It’s no question we are in a new era of medicine. From personalized medicine to the most advanced cancer therapies that utilize the patient’s own immune system to fight disease, treatments which just a few years ago seemed like science fiction are today reality.
American patients in particular are fortunate enough to be able to typically access new treatments months or even years before patients in other countries. In fact, America leads the world in new medicine approvals and availability of treatments.
But it hasn’t always been this way. Just a few decades ago, more than 70% of medicines were first approved outside the U.S. Back then, inefficient regulatory procedures and rules surrounding intellectual property (IP) made it difficult for biopharmaceutical companies to deliver innovative medical treatments to patients in a timely manner.

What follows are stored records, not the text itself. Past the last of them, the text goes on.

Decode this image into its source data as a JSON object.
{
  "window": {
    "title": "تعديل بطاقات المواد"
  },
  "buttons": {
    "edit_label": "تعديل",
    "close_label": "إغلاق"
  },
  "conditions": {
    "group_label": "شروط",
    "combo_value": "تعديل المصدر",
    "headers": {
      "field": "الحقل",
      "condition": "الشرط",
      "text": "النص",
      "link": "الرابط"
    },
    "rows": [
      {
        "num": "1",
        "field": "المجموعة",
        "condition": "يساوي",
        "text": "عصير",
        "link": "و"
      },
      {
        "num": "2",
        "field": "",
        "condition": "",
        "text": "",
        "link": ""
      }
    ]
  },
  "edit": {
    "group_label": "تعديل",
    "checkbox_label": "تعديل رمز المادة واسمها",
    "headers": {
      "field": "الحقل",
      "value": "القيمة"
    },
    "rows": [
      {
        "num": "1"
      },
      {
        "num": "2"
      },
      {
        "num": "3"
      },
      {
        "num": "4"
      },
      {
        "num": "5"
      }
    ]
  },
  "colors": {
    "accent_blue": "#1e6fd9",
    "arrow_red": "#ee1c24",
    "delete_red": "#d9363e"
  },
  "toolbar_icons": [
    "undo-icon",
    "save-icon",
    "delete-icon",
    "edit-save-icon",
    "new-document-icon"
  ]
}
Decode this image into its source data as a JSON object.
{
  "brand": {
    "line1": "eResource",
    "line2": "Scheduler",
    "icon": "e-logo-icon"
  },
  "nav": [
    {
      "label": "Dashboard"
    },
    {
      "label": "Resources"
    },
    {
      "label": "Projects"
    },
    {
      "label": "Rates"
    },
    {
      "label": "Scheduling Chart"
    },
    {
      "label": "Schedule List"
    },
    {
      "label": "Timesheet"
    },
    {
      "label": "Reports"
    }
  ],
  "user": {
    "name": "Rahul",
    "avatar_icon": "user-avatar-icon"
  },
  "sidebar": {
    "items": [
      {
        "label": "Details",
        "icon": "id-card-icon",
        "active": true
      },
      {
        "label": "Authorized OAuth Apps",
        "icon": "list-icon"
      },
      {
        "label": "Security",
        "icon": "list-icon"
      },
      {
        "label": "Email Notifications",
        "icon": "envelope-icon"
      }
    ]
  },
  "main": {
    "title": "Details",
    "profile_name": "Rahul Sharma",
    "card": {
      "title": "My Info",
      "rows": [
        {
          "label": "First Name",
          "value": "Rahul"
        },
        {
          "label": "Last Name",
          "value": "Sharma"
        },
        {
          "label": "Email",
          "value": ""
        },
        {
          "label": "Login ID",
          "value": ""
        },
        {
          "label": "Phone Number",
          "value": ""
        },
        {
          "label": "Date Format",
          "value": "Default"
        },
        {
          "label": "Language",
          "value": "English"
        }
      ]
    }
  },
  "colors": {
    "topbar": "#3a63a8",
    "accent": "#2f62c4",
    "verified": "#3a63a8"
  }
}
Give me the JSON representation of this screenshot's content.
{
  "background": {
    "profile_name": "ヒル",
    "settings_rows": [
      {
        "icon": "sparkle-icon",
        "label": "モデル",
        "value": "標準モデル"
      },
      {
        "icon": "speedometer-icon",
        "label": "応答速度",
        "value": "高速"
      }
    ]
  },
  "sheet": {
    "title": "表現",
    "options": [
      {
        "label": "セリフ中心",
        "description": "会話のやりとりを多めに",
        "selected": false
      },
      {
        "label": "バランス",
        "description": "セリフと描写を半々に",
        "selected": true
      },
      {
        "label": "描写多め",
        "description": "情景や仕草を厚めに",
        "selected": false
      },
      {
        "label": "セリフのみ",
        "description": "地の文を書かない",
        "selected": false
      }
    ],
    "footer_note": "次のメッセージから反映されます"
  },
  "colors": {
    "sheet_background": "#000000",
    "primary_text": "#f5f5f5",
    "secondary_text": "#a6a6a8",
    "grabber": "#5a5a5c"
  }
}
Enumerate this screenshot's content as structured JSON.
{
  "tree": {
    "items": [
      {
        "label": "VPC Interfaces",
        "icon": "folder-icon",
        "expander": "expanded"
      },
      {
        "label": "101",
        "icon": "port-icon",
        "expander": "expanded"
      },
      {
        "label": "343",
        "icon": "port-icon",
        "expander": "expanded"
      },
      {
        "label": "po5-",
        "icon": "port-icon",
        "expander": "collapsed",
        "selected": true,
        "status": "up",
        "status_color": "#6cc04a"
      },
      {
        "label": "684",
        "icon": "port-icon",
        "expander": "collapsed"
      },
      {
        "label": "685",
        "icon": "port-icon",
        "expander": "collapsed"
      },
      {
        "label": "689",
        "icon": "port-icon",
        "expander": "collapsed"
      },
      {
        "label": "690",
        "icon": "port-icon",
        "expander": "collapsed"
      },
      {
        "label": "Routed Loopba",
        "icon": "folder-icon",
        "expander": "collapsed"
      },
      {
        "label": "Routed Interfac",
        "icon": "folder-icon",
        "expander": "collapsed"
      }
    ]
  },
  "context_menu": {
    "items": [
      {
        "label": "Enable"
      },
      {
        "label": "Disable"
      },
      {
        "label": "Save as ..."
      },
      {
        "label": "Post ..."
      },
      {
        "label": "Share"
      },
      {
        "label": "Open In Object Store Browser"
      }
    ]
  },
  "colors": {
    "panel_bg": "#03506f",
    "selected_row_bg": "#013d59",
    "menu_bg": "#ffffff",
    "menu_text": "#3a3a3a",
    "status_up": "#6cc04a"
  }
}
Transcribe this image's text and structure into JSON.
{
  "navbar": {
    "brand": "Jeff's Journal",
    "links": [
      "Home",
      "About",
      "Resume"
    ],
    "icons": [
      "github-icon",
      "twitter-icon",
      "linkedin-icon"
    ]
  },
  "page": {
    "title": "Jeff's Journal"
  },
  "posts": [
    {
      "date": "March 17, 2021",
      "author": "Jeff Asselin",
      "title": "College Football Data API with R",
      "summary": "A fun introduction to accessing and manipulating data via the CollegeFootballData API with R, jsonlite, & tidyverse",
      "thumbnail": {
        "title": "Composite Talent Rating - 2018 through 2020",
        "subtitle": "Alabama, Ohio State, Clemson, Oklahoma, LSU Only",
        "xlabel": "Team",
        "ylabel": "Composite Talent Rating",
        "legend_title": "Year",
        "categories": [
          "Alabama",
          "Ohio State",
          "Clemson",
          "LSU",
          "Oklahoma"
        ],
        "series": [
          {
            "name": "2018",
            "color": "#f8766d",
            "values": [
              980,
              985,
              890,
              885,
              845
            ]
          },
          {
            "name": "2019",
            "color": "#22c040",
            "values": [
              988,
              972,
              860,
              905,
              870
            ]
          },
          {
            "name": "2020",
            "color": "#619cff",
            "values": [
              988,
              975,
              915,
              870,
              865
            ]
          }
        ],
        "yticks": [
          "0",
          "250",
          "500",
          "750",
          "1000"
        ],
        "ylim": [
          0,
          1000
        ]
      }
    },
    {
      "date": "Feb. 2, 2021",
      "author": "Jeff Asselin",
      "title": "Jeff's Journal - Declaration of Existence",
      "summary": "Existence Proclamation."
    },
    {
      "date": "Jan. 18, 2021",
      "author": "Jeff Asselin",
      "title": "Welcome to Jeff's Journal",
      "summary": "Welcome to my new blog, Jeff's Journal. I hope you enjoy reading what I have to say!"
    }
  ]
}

In the 1980s and ‘90s, Congress passed a series of laws that helped unify, modernize and support the U.S. ecosystem of medical innovation. These laws have brought the landscape we have today, in which more than half (57%) of new medicines come from the U.S. In 2018 alone, of the 59 new medicines approved by the U.S. Food and Drug Administration (FDA), 42 were first approved in the U.S. before receiving approval in any other country.
Take, for instance, the Prescription Drug User Fee Act (PDUFA),which allows the U.S. Food and Drug Administration (FDA) to collect user fees from biopharmaceutical companies to help support the regulatory review process for new medicines. PDUFA was enacted by Congress in 1992 in response to a bottleneck of new medicine approvals that left patients waiting for years—29 months, on average—for an under-staffed and under-funded FDA to review new drug applications. PDUFA has been transformative in accelerating patient access to innovative new therapies. Now, more than 27 years after the law was first passed, the average FDA approval time for a new medicine is just 10 months.